The other major problem in SIP was that it mandated the support for the UDP transport protocol. This is not only a pain in the neck for the poor programmers who have to deal with message repetition all the time (and which may explain the poor code quality found in many products). This is also a problem for the message size. Try to send a UDP packet with more than 1500 bytes; you will get a lot of “funny” effects. This is called UDP fragmentation. The problem behind it is that the packet cannot be sent in one packet over the network, so it has to be split and reassembled on the other side. While the splitting up usually works, most of the cheap routers available in the real world don’t reassemble the packets and even many SIP devices are not able to do the same job. In other words: If you have a very long name and you name is included in the SIP packet, your phone will probably not ring. Okay, most people don’t have names with 1000 characters; however with the advance of SIP there are so many extensions that make the packet longer. And you end up with packets that don’t make it through NAT. Nice.

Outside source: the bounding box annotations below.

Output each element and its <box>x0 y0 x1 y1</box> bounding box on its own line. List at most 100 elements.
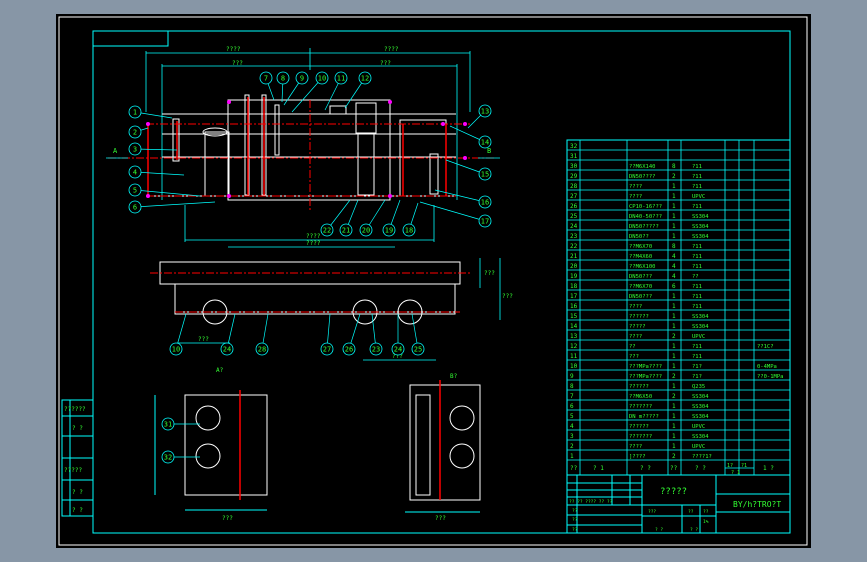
part-quantity: 1 <box>672 433 676 440</box>
part-number: 24 <box>570 223 578 230</box>
outlet-label: B <box>487 147 491 155</box>
part-quantity: 1 <box>672 293 676 300</box>
balloon-number: 10 <box>172 346 180 354</box>
balloon-number: 24 <box>223 346 231 354</box>
part-quantity: 1 <box>672 443 676 450</box>
balloon-number: 4 <box>133 169 137 177</box>
part-material: Q235 <box>692 384 705 390</box>
balloon-number: 16 <box>481 199 489 207</box>
part-number: 6 <box>570 403 574 410</box>
part-material: SS304 <box>692 234 709 240</box>
balloon-number: 21 <box>342 227 350 235</box>
part-number: 10 <box>570 363 578 370</box>
cad-viewport[interactable]: ?????? ? ? ????? ? ? ? ? ???? ???? ??? ?… <box>0 0 867 562</box>
part-name: ?????? <box>629 384 649 390</box>
strip-text: ????? <box>64 467 82 474</box>
part-name: ??M6X140 <box>629 164 656 170</box>
balloon-number: 10 <box>318 75 326 83</box>
part-material: SS304 <box>692 434 709 440</box>
dim-text: ???? <box>306 233 321 240</box>
balloon-number: 28 <box>258 346 266 354</box>
part-material: SS304 <box>692 324 709 330</box>
part-name: ??M4X60 <box>629 254 652 260</box>
part-material: SS304 <box>692 414 709 420</box>
dim-text: ???? <box>384 46 399 53</box>
balloon-number: 17 <box>481 218 489 226</box>
balloon-number: 5 <box>133 187 137 195</box>
part-name: ???? <box>629 304 642 310</box>
part-name: ??????? <box>629 434 652 440</box>
part-number: 1 <box>570 453 574 460</box>
part-quantity: 2 <box>672 333 676 340</box>
strip-text: ? ? <box>72 425 83 432</box>
part-material: UPVC <box>692 444 705 450</box>
part-number: 17 <box>570 293 578 300</box>
part-name: ???MPa???? <box>629 364 662 370</box>
part-quantity: 1 <box>672 323 676 330</box>
part-material: ?11 <box>692 284 702 290</box>
balloon-number: 20 <box>362 227 370 235</box>
part-number: 20 <box>570 263 578 270</box>
part-name: DN40-50??? <box>629 214 662 220</box>
part-material: ?11 <box>692 294 702 300</box>
part-quantity: 1 <box>672 203 676 210</box>
part-material: ?11 <box>692 344 702 350</box>
part-number: 23 <box>570 233 578 240</box>
part-number: 7 <box>570 393 574 400</box>
part-name: ??M6X100 <box>629 264 656 270</box>
part-quantity: 2 <box>672 453 676 460</box>
balloon-number: 32 <box>164 454 172 462</box>
drawing-canvas[interactable]: ?????? ? ? ????? ? ? ? ? ???? ???? ??? ?… <box>0 0 867 562</box>
part-material: ?11 <box>692 354 702 360</box>
part-material: SS304 <box>692 314 709 320</box>
part-number: 4 <box>570 423 574 430</box>
header-code: ? 1 <box>593 465 604 472</box>
part-quantity: 1 <box>672 383 676 390</box>
part-quantity: 2 <box>672 373 676 380</box>
balloon-number: 13 <box>481 108 489 116</box>
part-number: 13 <box>570 333 578 340</box>
part-number: 29 <box>570 173 578 180</box>
title-block-label: ?? <box>703 509 709 515</box>
strip-text: ? ? <box>72 507 83 514</box>
balloon-number: 2 <box>133 129 137 137</box>
part-name: ]???? <box>629 454 646 460</box>
balloon-number: 18 <box>405 227 413 235</box>
part-number: 5 <box>570 413 574 420</box>
header-no: ?? <box>570 465 578 472</box>
dim-text: ??? <box>222 515 233 522</box>
part-material: ?11 <box>692 184 702 190</box>
balloon-number: 11 <box>337 75 345 83</box>
part-quantity: 1 <box>672 363 676 370</box>
part-quantity: 2 <box>672 393 676 400</box>
part-number: 21 <box>570 253 578 260</box>
title-block-label: ??? <box>648 509 656 515</box>
part-number: 28 <box>570 183 578 190</box>
part-quantity: 1 <box>672 303 676 310</box>
part-material: ?? <box>692 274 699 280</box>
part-number: 25 <box>570 213 578 220</box>
drawing-title: ????? <box>660 487 687 497</box>
part-material: SS304 <box>692 224 709 230</box>
part-number: 32 <box>570 143 578 150</box>
part-name: ??M6X70 <box>629 284 652 290</box>
balloon-number: 25 <box>414 346 422 354</box>
part-material: ????1? <box>692 454 712 460</box>
title-block-label: ?? <box>572 517 578 523</box>
part-name: ??????? <box>629 404 652 410</box>
part-name: DN50??? <box>629 274 652 280</box>
part-name: DN m????? <box>629 414 659 420</box>
part-material: ?11 <box>692 174 702 180</box>
part-name: ?? <box>629 344 636 350</box>
balloon-number: 24 <box>394 346 402 354</box>
dim-text: ??? <box>435 515 446 522</box>
header-note: 1 ? <box>763 465 774 472</box>
dim-text: ??? <box>502 293 513 300</box>
part-number: 8 <box>570 383 574 390</box>
part-quantity: 8 <box>672 243 676 250</box>
part-number: 9 <box>570 373 574 380</box>
part-material: SS304 <box>692 404 709 410</box>
part-number: 19 <box>570 273 578 280</box>
part-quantity: 4 <box>672 263 676 270</box>
part-material: ?11 <box>692 264 702 270</box>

Life could have been so easy. All that the SIP authors should have done would be to use TCP transport layer. Then on the signaling side we would not have fragmentation problems and even NAT would work without major glitches. The argument that servers don’t scale well with TCP is frankly from another world, looking at HTTP and Email traffic today (all on TCP).
The m9 supports UDP (including fragmentation, thanks to Linux), TCP and TLS. Whenever you can, my suggestion is to use TCP or TLS to minimize the trouble with NAT. Especially when operating the m9 behind a cheap router. Luckily, most SIP server software today supports TCP. Some of them even don’t support UDP any more (like Microsoft Lync), which is good news.
For the media side, even if SIP would have used only TCP, NAT would have always been a problem. For media, you want short delays. That means you want to send the packet directly between the devices if possible. And that means you have to use UDP. So even if your signaling is working okay, you would still have to fear that your voice connection would not make it. There is a solution for that called ICE, but that is a topic for another long blog post.